Passing in a single filename would produce the wrong result but would not be caught by type checking. I know that I can check for string or byte types at runtime, but I want to know if it's possible to catch silly mistakes like that with a type-checking tool.

I've looked over the collections.abc module and there doesn't seem to be any abc that would include typical iterables (e.g. lists, tuples) but exclude strings. Similarly, for the typing module, there doesn't seem to be a type for iterables that don't include strings.


Solution

  • As of March 2022, the answer is no.

    This issue has been discussed since at least July 2016. On a proposal to distinguish between str and Iterable[str], Guido van Rossum writes:

    Since str is a valid iterable of str this is tricky. Various proposals have been made but they don't fit easily in the type system.

    You'll need to list out all of the types that you want your functions to accept explicitly, using Union (pre-3.10) or | (3.10 and higher).

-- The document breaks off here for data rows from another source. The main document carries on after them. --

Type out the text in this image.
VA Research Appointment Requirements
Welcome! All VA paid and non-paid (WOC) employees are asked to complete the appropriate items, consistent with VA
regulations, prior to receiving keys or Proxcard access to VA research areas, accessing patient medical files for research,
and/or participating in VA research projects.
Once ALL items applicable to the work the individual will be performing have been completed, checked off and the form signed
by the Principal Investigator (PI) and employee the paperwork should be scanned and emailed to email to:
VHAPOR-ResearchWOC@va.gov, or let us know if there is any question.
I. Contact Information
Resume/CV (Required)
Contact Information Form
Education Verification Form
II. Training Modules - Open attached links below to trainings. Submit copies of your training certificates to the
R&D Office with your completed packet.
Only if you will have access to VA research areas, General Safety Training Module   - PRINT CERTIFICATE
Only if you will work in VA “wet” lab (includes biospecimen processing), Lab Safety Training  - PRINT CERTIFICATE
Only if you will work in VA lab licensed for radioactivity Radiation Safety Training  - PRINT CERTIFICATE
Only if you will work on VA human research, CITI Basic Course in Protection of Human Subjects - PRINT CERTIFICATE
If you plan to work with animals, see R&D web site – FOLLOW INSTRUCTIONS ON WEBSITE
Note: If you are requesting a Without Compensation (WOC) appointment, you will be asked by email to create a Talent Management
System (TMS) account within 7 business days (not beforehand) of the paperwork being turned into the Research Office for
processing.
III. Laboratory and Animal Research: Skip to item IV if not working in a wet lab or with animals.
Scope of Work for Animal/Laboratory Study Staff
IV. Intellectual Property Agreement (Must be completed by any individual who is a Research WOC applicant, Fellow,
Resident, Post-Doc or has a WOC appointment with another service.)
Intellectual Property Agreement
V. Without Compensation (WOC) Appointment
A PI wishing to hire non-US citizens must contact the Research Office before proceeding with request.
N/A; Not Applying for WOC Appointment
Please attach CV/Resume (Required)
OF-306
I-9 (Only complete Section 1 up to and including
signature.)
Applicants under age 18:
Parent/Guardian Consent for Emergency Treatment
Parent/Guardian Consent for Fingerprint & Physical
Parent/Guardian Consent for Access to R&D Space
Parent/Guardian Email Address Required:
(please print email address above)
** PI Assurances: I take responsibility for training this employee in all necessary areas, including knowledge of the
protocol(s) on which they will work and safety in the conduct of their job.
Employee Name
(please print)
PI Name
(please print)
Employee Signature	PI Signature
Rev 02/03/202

    e.g. For pre-3.10, use:

    from typing import Union
    ## Heading ##
    def operate_on_files(file_paths: Union[TypeOneName, TypeTwoName, etc.]) -> None:
        for path in file_paths:
            ...
    

    For 3.10 and higher, use:

    ## Heading ##
    def operate_on_files(file_paths: TypeOneName | TypeTwoName | etc.) -> None:
        for path in file_paths:
            ...
    

    If you happen to be using Pytype, it will not treat str as an Iterable[str] (as pointed out by Kelly Bundy). But, this behavior is typechecker-specific, and isn't widely supported in other typecheckers.